In [1]:
import sys
import pandas as pd
import matplotlib
import numpy as np
import scipy as sp
import IPython
import sklearn
%matplotlib inline
from preamble import *

# Sample Datasets

In [2]:
# generate forge dataset
X, y = mglearn.datasets.make_forge()

# generate breast cancer dataset
from sklearn.datasets import load_breast_cancer
cancer = load_breast_cancer()

# generate boston housing dataset
from sklearn.datasets import load_boston
boston = load_boston()

# Naive Bayes Classifier
Naive Bayes classifiers are a family of classifiers that are quite similar to the linear models. However, they tend to be even faster in training. The price paid for this efficiency is that naive Bayes models often provide
generalization performance that is slightly worse than that of linear classifiers like *LogisticRegression* and *LinearSVC*.

The reason that naive Bayes models are so efficient is that they learn parameters by looking at each feature individually and collect simple per-class statistics from each feature. There are three kinds of naive Bayes classifiers implemented in *scikit-learn*: *GaussianNB*, *BernoulliNB*, and *MultinomialNB*. 

GaussianNB can be applied to any continuous data, while BernoulliNB assumes binary data and MultinomialNB assumes count data (that is, that each feature represents an integer count of something, like how often a word appears in a sentence). BernoulliNB and MultinomialNB are mostly used in text data classification.

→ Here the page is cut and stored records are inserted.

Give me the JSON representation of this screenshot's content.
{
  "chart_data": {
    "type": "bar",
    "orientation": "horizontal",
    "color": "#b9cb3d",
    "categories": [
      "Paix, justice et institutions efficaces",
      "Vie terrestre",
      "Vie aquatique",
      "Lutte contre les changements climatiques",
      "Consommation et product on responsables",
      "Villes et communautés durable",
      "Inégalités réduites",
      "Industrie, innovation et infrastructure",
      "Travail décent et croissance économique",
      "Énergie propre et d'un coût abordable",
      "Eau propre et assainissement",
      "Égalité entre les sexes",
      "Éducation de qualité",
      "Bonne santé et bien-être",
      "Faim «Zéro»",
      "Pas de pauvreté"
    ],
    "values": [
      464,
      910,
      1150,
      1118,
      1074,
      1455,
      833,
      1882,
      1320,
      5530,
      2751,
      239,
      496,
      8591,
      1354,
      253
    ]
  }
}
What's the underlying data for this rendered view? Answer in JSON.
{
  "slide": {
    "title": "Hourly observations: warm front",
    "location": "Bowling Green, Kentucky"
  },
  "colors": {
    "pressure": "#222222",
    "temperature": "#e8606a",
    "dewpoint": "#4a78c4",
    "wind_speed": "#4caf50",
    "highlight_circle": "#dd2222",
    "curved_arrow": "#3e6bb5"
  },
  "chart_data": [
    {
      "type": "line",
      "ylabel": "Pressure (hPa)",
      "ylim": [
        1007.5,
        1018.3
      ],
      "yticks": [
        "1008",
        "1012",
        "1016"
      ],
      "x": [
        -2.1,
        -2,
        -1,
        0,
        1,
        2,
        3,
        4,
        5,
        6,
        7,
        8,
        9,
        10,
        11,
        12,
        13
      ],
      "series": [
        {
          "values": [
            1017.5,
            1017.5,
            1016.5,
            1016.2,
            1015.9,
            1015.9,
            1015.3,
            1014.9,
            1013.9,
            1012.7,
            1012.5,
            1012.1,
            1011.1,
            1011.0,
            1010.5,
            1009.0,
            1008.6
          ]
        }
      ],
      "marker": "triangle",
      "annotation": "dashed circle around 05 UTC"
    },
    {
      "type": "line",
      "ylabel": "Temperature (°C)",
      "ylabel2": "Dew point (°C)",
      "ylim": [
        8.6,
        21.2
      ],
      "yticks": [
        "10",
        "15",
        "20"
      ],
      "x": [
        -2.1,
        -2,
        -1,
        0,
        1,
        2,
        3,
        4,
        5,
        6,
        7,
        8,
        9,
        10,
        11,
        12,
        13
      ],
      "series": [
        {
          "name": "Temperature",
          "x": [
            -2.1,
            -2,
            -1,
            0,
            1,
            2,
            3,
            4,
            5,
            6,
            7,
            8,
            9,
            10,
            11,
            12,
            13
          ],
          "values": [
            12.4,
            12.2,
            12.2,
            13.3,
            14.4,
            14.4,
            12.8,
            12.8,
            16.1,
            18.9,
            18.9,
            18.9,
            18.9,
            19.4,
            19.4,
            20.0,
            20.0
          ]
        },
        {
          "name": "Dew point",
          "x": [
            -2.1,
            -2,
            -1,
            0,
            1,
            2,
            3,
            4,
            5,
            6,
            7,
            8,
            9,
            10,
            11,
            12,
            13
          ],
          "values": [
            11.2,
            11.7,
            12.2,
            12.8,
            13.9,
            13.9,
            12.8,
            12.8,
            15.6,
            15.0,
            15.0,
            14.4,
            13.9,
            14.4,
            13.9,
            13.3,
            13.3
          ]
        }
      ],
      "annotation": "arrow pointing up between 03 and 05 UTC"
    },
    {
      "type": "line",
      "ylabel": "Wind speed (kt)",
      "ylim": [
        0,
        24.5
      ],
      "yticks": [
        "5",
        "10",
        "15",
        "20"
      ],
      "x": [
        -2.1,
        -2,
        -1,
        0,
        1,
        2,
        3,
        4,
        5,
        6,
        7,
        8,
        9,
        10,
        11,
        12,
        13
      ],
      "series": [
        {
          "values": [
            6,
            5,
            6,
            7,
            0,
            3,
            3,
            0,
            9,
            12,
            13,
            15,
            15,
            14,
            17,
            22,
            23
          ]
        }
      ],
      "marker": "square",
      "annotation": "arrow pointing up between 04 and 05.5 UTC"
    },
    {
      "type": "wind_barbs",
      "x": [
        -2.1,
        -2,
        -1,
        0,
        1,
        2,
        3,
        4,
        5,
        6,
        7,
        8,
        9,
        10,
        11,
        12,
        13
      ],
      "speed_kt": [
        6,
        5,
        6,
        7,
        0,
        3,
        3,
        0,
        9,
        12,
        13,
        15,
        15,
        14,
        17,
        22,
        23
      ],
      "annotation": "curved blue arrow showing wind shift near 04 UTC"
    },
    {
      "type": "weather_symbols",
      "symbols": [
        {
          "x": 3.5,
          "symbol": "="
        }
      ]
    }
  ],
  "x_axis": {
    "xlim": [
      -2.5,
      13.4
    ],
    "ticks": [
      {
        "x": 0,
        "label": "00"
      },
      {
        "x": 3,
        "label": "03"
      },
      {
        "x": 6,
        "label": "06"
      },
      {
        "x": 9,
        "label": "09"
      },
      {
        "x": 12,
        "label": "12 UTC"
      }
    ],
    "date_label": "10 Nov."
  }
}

The BernoulliNB classifier counts how often every feature of each class is not zero. This is most easily understood with an example:

In [3]:
X = np.array([[0, 1, 0, 1],
              [1, 0, 1, 1],
              [0, 0, 0, 1],
              [1, 0, 1, 0]])
y = np.array([0, 1, 0, 1])

Here, we have four data points, with four binary features each. There are two classes, 0 and 1. For class 0 (the first and third data points), the first feature is zero two times and nonzero zero times, the second feature is zero one time and nonzero one time, and so on. These same counts are then calculated for the data points in the second class. Counting the nonzero entries per class in essence looks like this:

In [4]:
counts = {}
for label in np.unique(y):
    # iterate over each class
    # count (sum) entries of 1 per feature
    counts[label] = X[y == label].sum(axis=0)
print("Feature counts:\n{}".format(counts))

Feature counts:
{0: array([0, 1, 0, 2]), 1: array([2, 0, 2, 1])}


The other two naive Bayes models, MultinomialNB and GaussianNB, are slightly different in what kinds of statistics they compute. MultinomialNB takes into account the average value of each feature for each class, while GaussianNB stores the average value as well as the standard deviation of each feature for each class.

To make a prediction, a data point is compared to the statistics for each of the classes, and the best matching class is predicted. Interestingly, for both MultinomialNB and BernoulliNB, this leads to a prediction formula that is of the same form as in the linear models. Unfortunately, *coef_* for the naive Bayes models has a somewhat different meaning than in the linear models, in that *coef_* is not the same as w.

# Strengths, weaknesses, and parameters
MultinomialNB and BernoulliNB have a single parameter, *alpha*, which controls model complexity. The way alpha works is that the algorithm adds to the data alpha many virtual data points that have positive values for all the features. This results in a “smoothing” of the statistics. A large alpha means more smoothing, resulting in less complex models. The algorithm’s performance is relatively robust to the setting of alpha, meaning that setting alpha is not critical for good performance. However, tuning it usually improves accuracy somewhat.

GaussianNB is mostly used on very high-dimensional data, while the other two variants of naive Bayes are widely used for sparse count data such as text. MultinomialNB usually performs better than BinaryNB, particularly on datasets with a relatively large number of nonzero features (i.e., large documents).

The naive Bayes models share many of the strengths and weaknesses of the linear models. They are very fast to train and to predict, and the training procedure is easy to understand. The models work very well with high-dimensional sparse data and are relatively robust to the parameters. Naive Bayes models are great baseline models and are often used on very large datasets, where training even a linear model might take too long.